Unable to find GPU on cluster?

Hi, I am trying to train an implementation SimCLR using lightning, and am doing this on a cluster where I have access to two gpus, but neither is picked up by lightning when specified over slurm.

I’ve pasted the error message below:

(simclr) [nsk367@mycluster src]$ cat slurm-10012580.out
Traceback (most recent call last):
  File "train_simclr.py", line 246, in <module>
    cli_main()
  File "train_simclr.py", line 240, in cli_main
    trainer = pl.Trainer.from_argparse_args(args)
  File "/gpfs/scratch/nsk367/anaconda3/envs/simclr/lib/python3.8/site-packages/pytorch_lightning/trainer/properties.py", line 122, in from_argparse_args
    return argparse_utils.from_argparse_args(cls, args, **kwargs)
  File "/gpfs/scratch/nsk367/anaconda3/envs/simclr/lib/python3.8/site-packages/pytorch_lightning/utilities/argparse_utils.py", line 50, in from_argparse_args
    return cls(**trainer_kwargs)
  File "/gpfs/scratch/nsk367/anaconda3/envs/simclr/lib/python3.8/site-packages/pytorch_lightning/trainer/connectors/env_vars_connector.py", line 41, in overwrite_by_env_vars
    return fn(self, **kwargs)
  File "/gpfs/scratch/nsk367/anaconda3/envs/simclr/lib/python3.8/site-packages/pytorch_lightning/trainer/trainer.py", line 328, in __init__
    self.accelerator_connector.on_trainer_init(
  File "/gpfs/scratch/nsk367/anaconda3/envs/simclr/lib/python3.8/site-packages/pytorch_lightning/accelerators/accelerator_connector.py", line 111, in on_trainer_init
    self.trainer.data_parallel_device_ids = device_parser.parse_gpu_ids(self.trainer.gpus)
  File "/gpfs/scratch/nsk367/anaconda3/envs/simclr/lib/python3.8/site-packages/pytorch_lightning/utilities/device_parser.py", line 76, in parse_gpu_ids
    gpus = _sanitize_gpu_ids(gpus)
  File "/gpfs/scratch/nsk367/anaconda3/envs/simclr/lib/python3.8/site-packages/pytorch_lightning/utilities/device_parser.py", line 144, in _sanitize_gpu_ids
    raise MisconfigurationException(f"""
pytorch_lightning.utilities.exceptions.MisconfigurationException: 
                You requested GPUs: [0, 1]
                But your machine only has: []

I am running on torch 1.6.0, and lightning 1.0.2

The slurm command requests two gpus, and I have an additional arugment

python train_simclr.py --gpus 2

Which leads me to this error.

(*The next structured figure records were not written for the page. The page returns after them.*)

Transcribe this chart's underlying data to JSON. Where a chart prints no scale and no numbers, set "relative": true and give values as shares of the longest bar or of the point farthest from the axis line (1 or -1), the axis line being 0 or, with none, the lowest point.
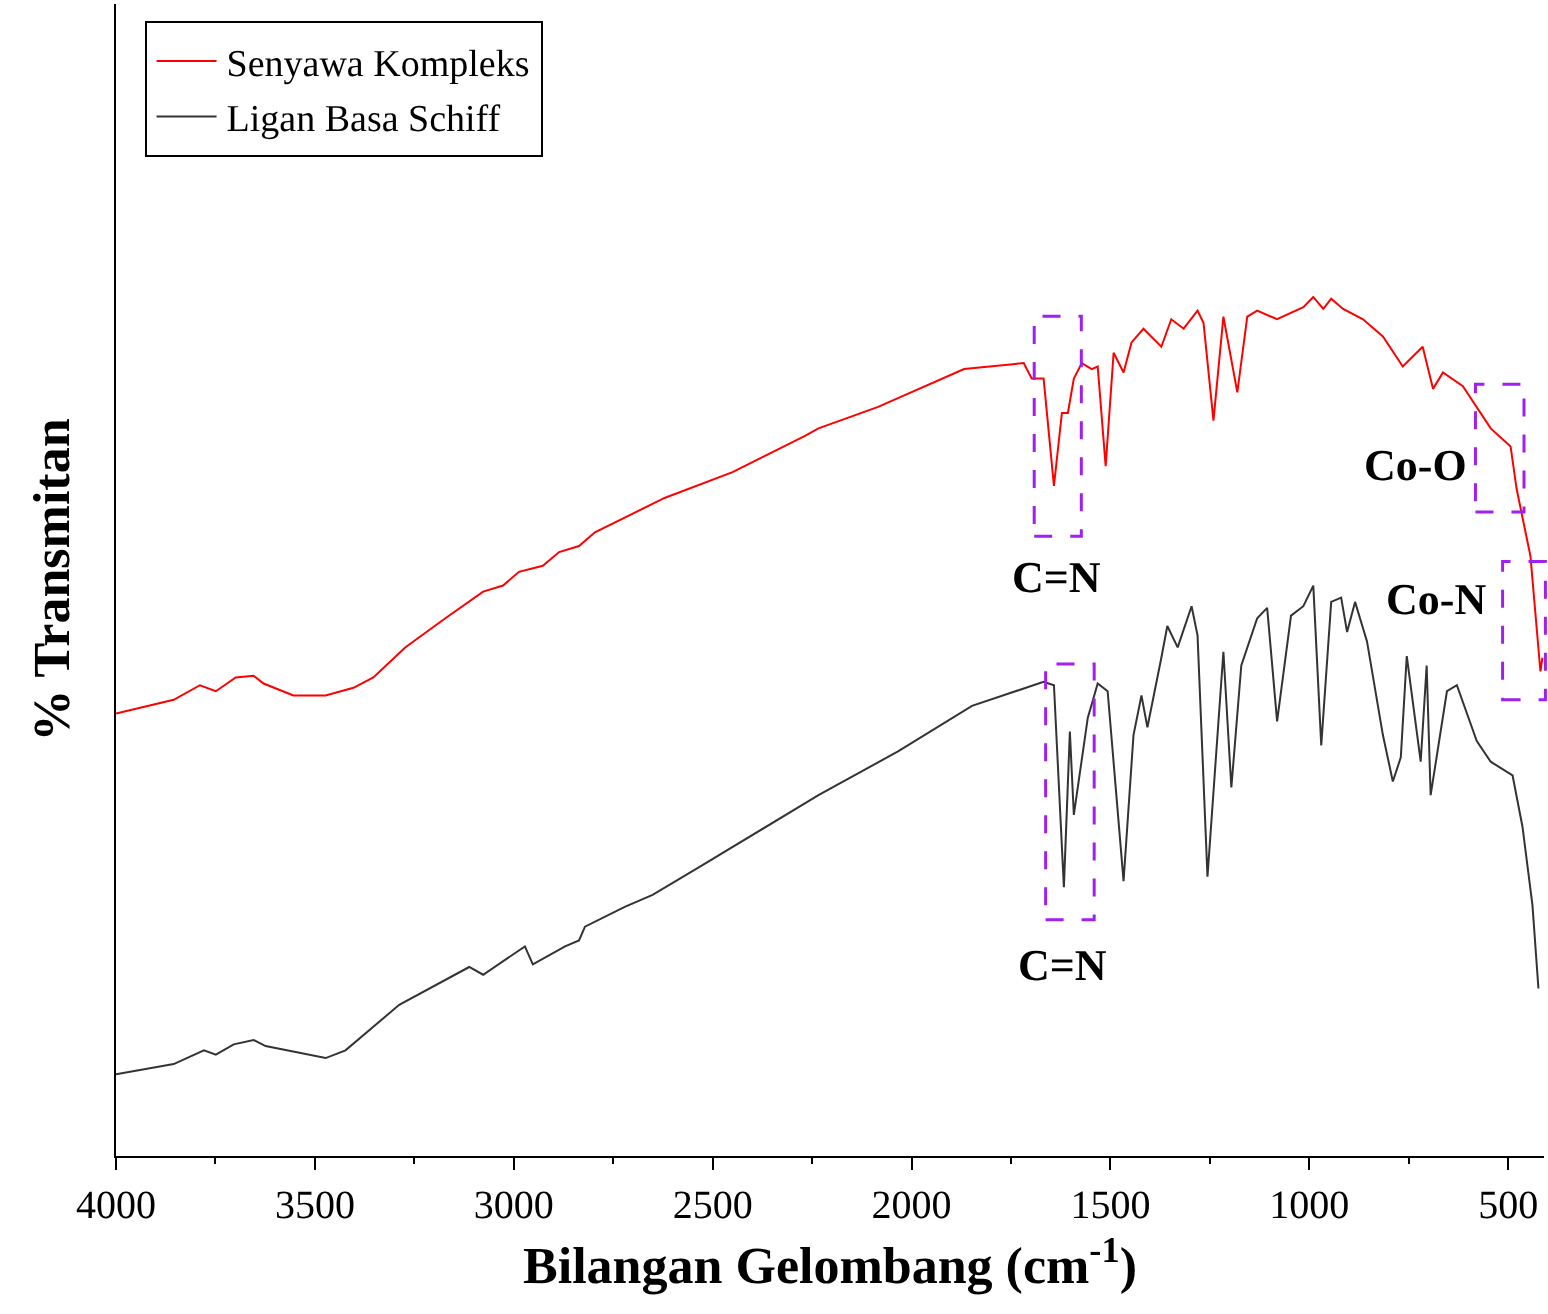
{
  "chart_data": {
    "type": "line",
    "relative": true,
    "xlabel": "Bilangan Gelombang (cm$^{-1}$)",
    "ylabel": "% Transmitan",
    "xlim": [
      4000,
      410
    ],
    "xticks": [
      4000,
      3500,
      3000,
      2500,
      2000,
      1500,
      1000,
      500
    ],
    "legend": "top left",
    "series": [
      {
        "name": "Senyawa Kompleks",
        "color": "#ff0000",
        "x": [
          4000,
          3855,
          3789,
          3749,
          3699,
          3654,
          3629,
          3554,
          3473,
          3403,
          3353,
          3273,
          3172,
          3077,
          3027,
          2987,
          2927,
          2886,
          2836,
          2796,
          2621,
          2450,
          2269,
          2234,
          2084,
          1868,
          1718,
          1698,
          1668,
          1642,
          1622,
          1607,
          1592,
          1572,
          1547,
          1532,
          1512,
          1492,
          1467,
          1447,
          1417,
          1372,
          1347,
          1316,
          1281,
          1266,
          1241,
          1216,
          1181,
          1156,
          1131,
          1081,
          1015,
          990,
          965,
          945,
          915,
          865,
          815,
          765,
          715,
          689,
          664,
          614,
          544,
          494,
          479,
          444,
          419,
          414
        ],
        "values": [
          0.515,
          0.531,
          0.548,
          0.541,
          0.557,
          0.559,
          0.55,
          0.536,
          0.536,
          0.545,
          0.557,
          0.592,
          0.626,
          0.657,
          0.664,
          0.68,
          0.687,
          0.703,
          0.71,
          0.726,
          0.766,
          0.796,
          0.838,
          0.847,
          0.872,
          0.916,
          0.923,
          0.905,
          0.905,
          0.78,
          0.865,
          0.865,
          0.905,
          0.923,
          0.916,
          0.919,
          0.803,
          0.935,
          0.912,
          0.947,
          0.963,
          0.942,
          0.974,
          0.963,
          0.984,
          0.97,
          0.856,
          0.977,
          0.889,
          0.977,
          0.984,
          0.974,
          0.988,
          1.0,
          0.986,
          0.998,
          0.986,
          0.974,
          0.954,
          0.919,
          0.942,
          0.893,
          0.912,
          0.896,
          0.847,
          0.826,
          0.777,
          0.698,
          0.564,
          0.58
        ]
      },
      {
        "name": "Ligan Basa Schiff",
        "color": "#333333",
        "x": [
          4000,
          3855,
          3779,
          3749,
          3704,
          3654,
          3624,
          3473,
          3423,
          3288,
          3112,
          3077,
          2972,
          2952,
          2871,
          2836,
          2821,
          2721,
          2651,
          2535,
          2234,
          2034,
          1848,
          1668,
          1642,
          1617,
          1602,
          1592,
          1557,
          1532,
          1507,
          1467,
          1442,
          1422,
          1407,
          1372,
          1357,
          1331,
          1296,
          1281,
          1256,
          1216,
          1196,
          1171,
          1131,
          1106,
          1081,
          1046,
          1015,
          990,
          970,
          945,
          920,
          905,
          885,
          855,
          815,
          790,
          770,
          755,
          720,
          705,
          695,
          654,
          629,
          579,
          544,
          489,
          464,
          439,
          424
        ],
        "values": [
          0.095,
          0.107,
          0.123,
          0.118,
          0.13,
          0.135,
          0.128,
          0.114,
          0.123,
          0.176,
          0.22,
          0.211,
          0.244,
          0.223,
          0.244,
          0.251,
          0.267,
          0.29,
          0.304,
          0.336,
          0.42,
          0.471,
          0.524,
          0.552,
          0.548,
          0.313,
          0.494,
          0.397,
          0.51,
          0.55,
          0.541,
          0.32,
          0.49,
          0.536,
          0.499,
          0.58,
          0.617,
          0.592,
          0.64,
          0.606,
          0.325,
          0.587,
          0.429,
          0.571,
          0.626,
          0.638,
          0.506,
          0.629,
          0.64,
          0.664,
          0.478,
          0.645,
          0.65,
          0.61,
          0.645,
          0.599,
          0.49,
          0.436,
          0.464,
          0.582,
          0.459,
          0.571,
          0.42,
          0.541,
          0.548,
          0.483,
          0.459,
          0.443,
          0.383,
          0.292,
          0.195
        ]
      }
    ],
    "annotations": [
      "C=N",
      "Co-O",
      "Co-N",
      "C=N"
    ]
  }
}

Happy to share more information if it helps.

Thank you!

EDIT:

At the top of the .py file, I run the command

import torch
print(torch.cuda.device_count())

and that output a 0, so I’m not sure if the issue is entirely with lightning, but I have run jobs on this cluster before but have not seen this error until running with this version of pytorch / lightning in case anyone still might know the root cause.